About
Background
To be commercially viable, the bioprocess needs to maximise production quantities (volume) while ensuring the optimal conversion of nutrients and resources (efficiency). Due to the vast scales required for cellular agriculture products to be commercially viable, this is likely to involve bioreactors of several to tens of thousands of litres in size.
Research focus areas
Bioreactor design - there are a variety of different bioreactor types to consider for different products or different stages of their production. Some of these include stirred-tank, airlift, fixed-bed, hollow fibre, fluidised-bed, rocking-bed, single-use and/or novel adaptations of any of these. Many design aspects can be borrowed from existing large-scale cell culture industries such as those producing antibodies or pharmaceuticals, however, they must be optimised to suit cellular agriculture products.
Cell suitability - bioreactor design also needs to consider the different cell types (needing a surface to adhere to or not), which stage of growth (proliferation/replication or differentiation into meat cell types) and the meat type (unformed sausage/mince or structured steaks). For example, unformed meats may only require large open stirred-tank bioreactor types (with or without microbeads for cells to attach to), whereas structured meats may require more complex vessels with internal structures to guide tissue formation.

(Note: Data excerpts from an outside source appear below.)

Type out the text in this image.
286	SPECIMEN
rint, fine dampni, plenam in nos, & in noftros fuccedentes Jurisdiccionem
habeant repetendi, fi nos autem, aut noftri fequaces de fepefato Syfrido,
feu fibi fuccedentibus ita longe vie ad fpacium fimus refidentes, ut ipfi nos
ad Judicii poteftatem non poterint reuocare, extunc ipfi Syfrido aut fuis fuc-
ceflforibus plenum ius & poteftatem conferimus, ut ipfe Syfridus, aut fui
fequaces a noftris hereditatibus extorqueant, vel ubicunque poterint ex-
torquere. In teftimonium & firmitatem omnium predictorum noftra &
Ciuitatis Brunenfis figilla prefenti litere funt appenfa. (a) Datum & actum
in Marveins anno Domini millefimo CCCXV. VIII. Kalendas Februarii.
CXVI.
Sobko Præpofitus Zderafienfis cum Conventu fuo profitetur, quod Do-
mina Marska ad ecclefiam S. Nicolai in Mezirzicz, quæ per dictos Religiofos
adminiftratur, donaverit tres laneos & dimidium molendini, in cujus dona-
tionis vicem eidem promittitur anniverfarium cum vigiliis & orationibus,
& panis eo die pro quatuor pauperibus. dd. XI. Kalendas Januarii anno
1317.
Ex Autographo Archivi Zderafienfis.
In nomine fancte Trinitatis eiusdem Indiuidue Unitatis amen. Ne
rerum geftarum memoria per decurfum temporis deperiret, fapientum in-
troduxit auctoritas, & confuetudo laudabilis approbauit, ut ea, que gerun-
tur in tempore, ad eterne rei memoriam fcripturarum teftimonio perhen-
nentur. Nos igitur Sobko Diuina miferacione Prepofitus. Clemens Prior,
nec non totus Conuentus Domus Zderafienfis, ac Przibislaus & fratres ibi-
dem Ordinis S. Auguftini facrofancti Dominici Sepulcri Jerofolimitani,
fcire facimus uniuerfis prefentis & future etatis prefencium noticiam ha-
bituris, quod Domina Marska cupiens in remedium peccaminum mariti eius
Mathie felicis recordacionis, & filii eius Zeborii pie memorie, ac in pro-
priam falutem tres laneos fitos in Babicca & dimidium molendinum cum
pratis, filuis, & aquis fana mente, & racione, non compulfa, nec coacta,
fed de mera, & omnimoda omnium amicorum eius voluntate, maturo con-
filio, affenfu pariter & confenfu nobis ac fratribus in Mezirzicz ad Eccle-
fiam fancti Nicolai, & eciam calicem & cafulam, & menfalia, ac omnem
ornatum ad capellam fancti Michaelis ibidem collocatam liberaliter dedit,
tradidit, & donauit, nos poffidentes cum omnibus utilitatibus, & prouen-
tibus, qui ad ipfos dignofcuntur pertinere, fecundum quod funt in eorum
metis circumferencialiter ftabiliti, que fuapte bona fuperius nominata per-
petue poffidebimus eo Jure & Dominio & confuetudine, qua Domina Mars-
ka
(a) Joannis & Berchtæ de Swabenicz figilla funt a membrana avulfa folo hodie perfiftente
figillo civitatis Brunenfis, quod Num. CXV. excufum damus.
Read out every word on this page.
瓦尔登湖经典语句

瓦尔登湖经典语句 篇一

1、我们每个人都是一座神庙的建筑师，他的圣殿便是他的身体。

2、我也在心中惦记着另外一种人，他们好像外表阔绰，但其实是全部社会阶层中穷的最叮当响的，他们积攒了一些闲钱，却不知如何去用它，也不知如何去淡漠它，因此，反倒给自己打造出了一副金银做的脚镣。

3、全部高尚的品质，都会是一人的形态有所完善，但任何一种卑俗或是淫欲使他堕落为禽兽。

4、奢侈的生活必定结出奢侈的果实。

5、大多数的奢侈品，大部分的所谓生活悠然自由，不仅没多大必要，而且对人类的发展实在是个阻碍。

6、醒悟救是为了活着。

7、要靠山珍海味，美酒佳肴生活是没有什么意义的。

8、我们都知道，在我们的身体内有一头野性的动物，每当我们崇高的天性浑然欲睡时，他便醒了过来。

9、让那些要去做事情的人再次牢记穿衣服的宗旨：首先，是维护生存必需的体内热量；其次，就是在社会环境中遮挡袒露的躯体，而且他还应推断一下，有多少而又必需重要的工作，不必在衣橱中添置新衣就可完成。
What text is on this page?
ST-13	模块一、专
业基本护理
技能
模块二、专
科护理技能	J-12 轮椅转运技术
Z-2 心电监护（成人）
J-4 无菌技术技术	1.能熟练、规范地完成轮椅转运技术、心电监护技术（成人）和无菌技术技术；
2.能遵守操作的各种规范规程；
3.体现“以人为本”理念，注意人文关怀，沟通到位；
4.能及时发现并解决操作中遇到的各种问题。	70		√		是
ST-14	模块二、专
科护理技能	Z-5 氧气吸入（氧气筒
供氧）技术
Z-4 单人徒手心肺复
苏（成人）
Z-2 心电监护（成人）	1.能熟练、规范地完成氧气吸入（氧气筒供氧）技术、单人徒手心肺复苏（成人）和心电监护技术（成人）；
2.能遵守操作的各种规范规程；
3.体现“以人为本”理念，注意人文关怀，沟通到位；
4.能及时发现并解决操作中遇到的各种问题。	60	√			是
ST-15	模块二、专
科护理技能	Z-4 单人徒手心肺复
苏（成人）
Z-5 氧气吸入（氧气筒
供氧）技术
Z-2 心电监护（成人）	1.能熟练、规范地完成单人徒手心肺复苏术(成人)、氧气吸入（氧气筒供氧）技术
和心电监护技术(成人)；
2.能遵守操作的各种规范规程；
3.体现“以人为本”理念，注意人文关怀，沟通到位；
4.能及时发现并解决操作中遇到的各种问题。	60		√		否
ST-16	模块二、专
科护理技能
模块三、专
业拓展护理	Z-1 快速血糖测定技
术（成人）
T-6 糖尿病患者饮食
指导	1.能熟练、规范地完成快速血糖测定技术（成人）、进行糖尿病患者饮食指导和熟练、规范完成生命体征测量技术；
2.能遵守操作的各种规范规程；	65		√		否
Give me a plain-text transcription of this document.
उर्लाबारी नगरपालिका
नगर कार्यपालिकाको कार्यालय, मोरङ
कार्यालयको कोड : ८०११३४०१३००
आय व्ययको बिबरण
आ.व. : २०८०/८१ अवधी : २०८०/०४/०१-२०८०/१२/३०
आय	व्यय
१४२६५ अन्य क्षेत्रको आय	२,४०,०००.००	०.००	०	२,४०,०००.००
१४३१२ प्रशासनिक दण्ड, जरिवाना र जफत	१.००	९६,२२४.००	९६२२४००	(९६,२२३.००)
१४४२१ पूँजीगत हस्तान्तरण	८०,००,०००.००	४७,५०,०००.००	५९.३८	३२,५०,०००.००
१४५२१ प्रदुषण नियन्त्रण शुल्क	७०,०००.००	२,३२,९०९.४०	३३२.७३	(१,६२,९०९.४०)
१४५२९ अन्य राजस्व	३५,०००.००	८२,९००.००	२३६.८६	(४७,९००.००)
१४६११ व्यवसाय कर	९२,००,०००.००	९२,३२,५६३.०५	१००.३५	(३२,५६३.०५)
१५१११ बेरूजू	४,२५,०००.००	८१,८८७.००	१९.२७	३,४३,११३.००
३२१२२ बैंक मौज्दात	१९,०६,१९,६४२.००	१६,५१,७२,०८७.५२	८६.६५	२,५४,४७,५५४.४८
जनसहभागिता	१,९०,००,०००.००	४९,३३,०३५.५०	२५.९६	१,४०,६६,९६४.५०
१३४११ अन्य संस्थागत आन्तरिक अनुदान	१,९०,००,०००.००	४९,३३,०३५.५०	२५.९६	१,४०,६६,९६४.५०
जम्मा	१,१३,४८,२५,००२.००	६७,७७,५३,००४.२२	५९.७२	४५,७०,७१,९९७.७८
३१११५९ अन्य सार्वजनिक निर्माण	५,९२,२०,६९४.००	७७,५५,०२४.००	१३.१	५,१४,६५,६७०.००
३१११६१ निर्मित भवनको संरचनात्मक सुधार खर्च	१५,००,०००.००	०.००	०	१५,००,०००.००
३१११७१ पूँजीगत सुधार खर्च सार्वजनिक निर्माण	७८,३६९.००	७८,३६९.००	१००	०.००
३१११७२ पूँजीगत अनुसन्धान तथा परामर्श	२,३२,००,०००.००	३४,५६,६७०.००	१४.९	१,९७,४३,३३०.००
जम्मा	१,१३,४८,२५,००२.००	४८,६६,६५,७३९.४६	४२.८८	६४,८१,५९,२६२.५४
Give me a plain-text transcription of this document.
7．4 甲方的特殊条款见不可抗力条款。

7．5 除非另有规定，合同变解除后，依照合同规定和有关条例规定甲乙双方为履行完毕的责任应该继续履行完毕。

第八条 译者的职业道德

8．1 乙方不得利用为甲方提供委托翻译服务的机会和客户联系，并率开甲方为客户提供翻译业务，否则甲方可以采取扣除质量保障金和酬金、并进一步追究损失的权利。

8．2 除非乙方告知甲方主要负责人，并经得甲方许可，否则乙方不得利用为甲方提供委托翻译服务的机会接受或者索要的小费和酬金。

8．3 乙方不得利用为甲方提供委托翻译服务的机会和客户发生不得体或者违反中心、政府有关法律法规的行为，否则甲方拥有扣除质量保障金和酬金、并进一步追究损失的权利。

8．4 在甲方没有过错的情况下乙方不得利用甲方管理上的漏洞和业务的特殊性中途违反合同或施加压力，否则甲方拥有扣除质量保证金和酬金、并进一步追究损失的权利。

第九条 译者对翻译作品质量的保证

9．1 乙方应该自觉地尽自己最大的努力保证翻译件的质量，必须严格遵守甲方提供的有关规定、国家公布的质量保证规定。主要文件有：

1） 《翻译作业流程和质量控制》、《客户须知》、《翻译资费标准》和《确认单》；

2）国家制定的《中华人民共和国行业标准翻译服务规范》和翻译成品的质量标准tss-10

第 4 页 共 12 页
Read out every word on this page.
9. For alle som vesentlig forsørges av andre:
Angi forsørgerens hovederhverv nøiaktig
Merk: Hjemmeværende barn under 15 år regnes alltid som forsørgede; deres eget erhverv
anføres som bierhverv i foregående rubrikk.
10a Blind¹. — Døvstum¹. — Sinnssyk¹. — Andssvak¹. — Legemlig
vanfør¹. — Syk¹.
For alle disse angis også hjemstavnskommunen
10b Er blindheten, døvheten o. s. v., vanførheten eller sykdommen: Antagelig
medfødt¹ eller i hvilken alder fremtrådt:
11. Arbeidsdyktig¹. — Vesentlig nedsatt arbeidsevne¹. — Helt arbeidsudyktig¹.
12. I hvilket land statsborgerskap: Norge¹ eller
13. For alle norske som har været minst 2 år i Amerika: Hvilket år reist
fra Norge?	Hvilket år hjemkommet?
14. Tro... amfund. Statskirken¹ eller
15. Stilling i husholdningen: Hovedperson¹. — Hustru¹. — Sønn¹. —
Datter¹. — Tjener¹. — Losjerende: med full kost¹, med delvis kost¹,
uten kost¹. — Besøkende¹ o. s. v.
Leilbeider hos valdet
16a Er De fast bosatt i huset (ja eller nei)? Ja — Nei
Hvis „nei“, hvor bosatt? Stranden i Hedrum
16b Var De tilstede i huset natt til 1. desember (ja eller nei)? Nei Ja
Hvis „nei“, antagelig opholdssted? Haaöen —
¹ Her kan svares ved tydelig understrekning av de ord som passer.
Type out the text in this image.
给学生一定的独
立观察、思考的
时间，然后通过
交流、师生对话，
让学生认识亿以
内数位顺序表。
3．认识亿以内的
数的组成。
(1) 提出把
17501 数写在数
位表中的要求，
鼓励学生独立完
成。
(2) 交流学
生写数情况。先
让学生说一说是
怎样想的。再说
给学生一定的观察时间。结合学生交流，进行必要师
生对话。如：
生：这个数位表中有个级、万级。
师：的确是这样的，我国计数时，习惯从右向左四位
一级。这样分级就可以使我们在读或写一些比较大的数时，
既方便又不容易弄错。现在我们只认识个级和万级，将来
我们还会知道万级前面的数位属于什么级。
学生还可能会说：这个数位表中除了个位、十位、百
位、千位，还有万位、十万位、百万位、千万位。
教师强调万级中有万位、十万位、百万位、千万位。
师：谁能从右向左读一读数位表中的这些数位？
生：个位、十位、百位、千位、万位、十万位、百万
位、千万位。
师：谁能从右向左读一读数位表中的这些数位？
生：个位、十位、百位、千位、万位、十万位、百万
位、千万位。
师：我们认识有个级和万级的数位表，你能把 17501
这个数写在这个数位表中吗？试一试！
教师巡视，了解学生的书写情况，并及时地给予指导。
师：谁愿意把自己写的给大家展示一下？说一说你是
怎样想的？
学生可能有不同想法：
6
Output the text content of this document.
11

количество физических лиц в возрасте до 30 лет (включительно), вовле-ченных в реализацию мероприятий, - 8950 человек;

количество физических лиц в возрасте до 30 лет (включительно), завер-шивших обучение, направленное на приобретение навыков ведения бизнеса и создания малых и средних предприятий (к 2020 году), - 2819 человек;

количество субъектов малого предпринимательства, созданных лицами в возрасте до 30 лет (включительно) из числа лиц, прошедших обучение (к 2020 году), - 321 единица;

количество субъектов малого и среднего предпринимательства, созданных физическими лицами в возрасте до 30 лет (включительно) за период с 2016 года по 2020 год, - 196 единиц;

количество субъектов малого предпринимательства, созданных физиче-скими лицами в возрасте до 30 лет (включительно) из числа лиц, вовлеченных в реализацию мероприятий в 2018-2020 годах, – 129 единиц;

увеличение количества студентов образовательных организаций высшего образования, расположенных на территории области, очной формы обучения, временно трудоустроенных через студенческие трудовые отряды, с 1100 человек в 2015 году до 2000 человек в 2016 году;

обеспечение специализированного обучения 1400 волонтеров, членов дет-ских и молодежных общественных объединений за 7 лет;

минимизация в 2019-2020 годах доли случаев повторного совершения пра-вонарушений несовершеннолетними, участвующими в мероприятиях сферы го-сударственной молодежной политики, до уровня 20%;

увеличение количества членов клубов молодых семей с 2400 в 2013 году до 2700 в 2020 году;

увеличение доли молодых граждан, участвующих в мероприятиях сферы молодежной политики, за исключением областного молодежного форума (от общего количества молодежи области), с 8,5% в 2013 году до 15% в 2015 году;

Growth environment - to maintain the most optimal growth environment for cells, bioreactors will require automated sensing mechanisms to manage aspects such as nutrient concentration, temperature, O2 and CO2 levels, pH, and contamination. They will also need to ensure efficient delivery and recycling of media and sustainable processing of waste.
Up and Downstream processes - upstream design considerations include maintaining sufficient cell numbers (called a seed train) to populate large bioreactors. Downstream aspects include tissue harvesting processes, post-harvest treatments, packaging and product provenance (traceability to donor cells).
The bioprocess encompasses many diverse challenges and will require input from a wide range of disciplines from cell biology to electrical engineering.